I think generally though it's easy to misunderstand people, and if people respond to clarify, you should believe what they say they meant to say, not your interpretation of what they said.

Depends on context. Not (e.g.) if someone has a pattern of using plausible deniability to get away with things (I actually don't know if this applies to Hanania) or if we have strong priors for suspecting that this is what they're doing (arguably applies here for reasons related to his history; see next paragraph).

If someone has a history of being racist, but they say they've changed, it's IMO on them to avoid making statements that are easily interpreted as incredibly racist. And if they accidentally make such an easily misinterpretable statement, it's also on them to immediately clarify what they did or didn't mean. 

Generally, in contexts that we have strong reason to believe that they might be adversarial, incompetence/stupidity cannot be counted continuously as a sufficient excuse, because adversaries will always try to claim it as their excuse, so if you let it go through, you give full coverage to all malefactors. You need adversarial epistemology. Worst-case scenario, you'll judge harshly some people who happen to merely be incompetent in ways that, unfortunately, exactly help provide cover to bad actors. But [1] even though many people make mistakes or can seem incompetent at times, it's actually fairly rare that incompetence looks exactly the same as what a bad actor would do for more sinister, conscious reasons (and then claim incompetence as an excuse), and [2], sadly enough, a low rate of false positives seems the lesser evil here for the utilitarian calculus because we're in an adversarial context where harms conditional on being right are asymmetrically larger than harms on being wrong. (Of course, there's also an option like "preserve option value and gather further info," which is overall preferable, and I definitely like that you reached out to Hanania in that spirit. I'm not saying we should all have made up our minds solely based on that tweet; I'm mostly just saying that I find it pretty naive to immediately believe the guy just because he said he didn't mean it in a racist way.) 

I made the following edit to my comment above-thread:

[Edit: To be clear, by "HBD crowd" I don't mean people who believe and say things like "intelligence is heritable" or "embryo selection towards smarter babies seems potentially very good if implemented well." I thought this was obvious, but someone pointed out that people might file different claims under the umbrella "HBD".]

I'm not sure this changes anything about your response, but my perspective is that a policy of "let's not get obsessed over mapping out all possible group differences and whether they're genetic" is (by itself) unlikely to start us down a slippery slope that ends in something like Lyssenkoism.

For illustration, I feel like my social environment has tons of people with whom you can have reasonable discussions about e.g., applications of embryo selection, but they mostly don't want to associate with people who talk about IQ differences between groups a whole lot and act like it's a big deal if true. So, it seems like these things are easy to keep separate (at least in some environments).

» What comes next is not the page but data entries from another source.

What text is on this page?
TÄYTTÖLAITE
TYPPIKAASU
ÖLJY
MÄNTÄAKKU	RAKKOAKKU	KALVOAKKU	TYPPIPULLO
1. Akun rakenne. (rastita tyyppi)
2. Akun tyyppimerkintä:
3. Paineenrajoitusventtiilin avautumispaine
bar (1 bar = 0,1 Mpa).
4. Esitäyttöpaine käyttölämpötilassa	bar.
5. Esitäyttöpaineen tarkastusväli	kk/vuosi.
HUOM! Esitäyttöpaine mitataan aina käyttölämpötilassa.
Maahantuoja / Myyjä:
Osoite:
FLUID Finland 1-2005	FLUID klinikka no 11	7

Also, I personally think the best way to make any sort of dialogue saner is NOT by picking the most controversial true thing you can think of, and then announcing with loudspeakers that you're ready to die on that hill. (In a way, that sort of behavior would even send an "untrue" [in a "misdirection" sense discussed here] signal: Usually people die on hills that are worthy causes. So, if you're sending the signal "group differences discourse is worth dying over," you're implicitly signalling that this is an important topic. But, as I argued, I don't think it is, and creating an aura of it being important is part of what I find objectionable and where I think the label "racist" can be appropriate, if that's the sort of motivation that draws people to these topics. So, even in terms of wanting to convey true things, I think it would be a failure of prioritization to focus on this swamp of topics.)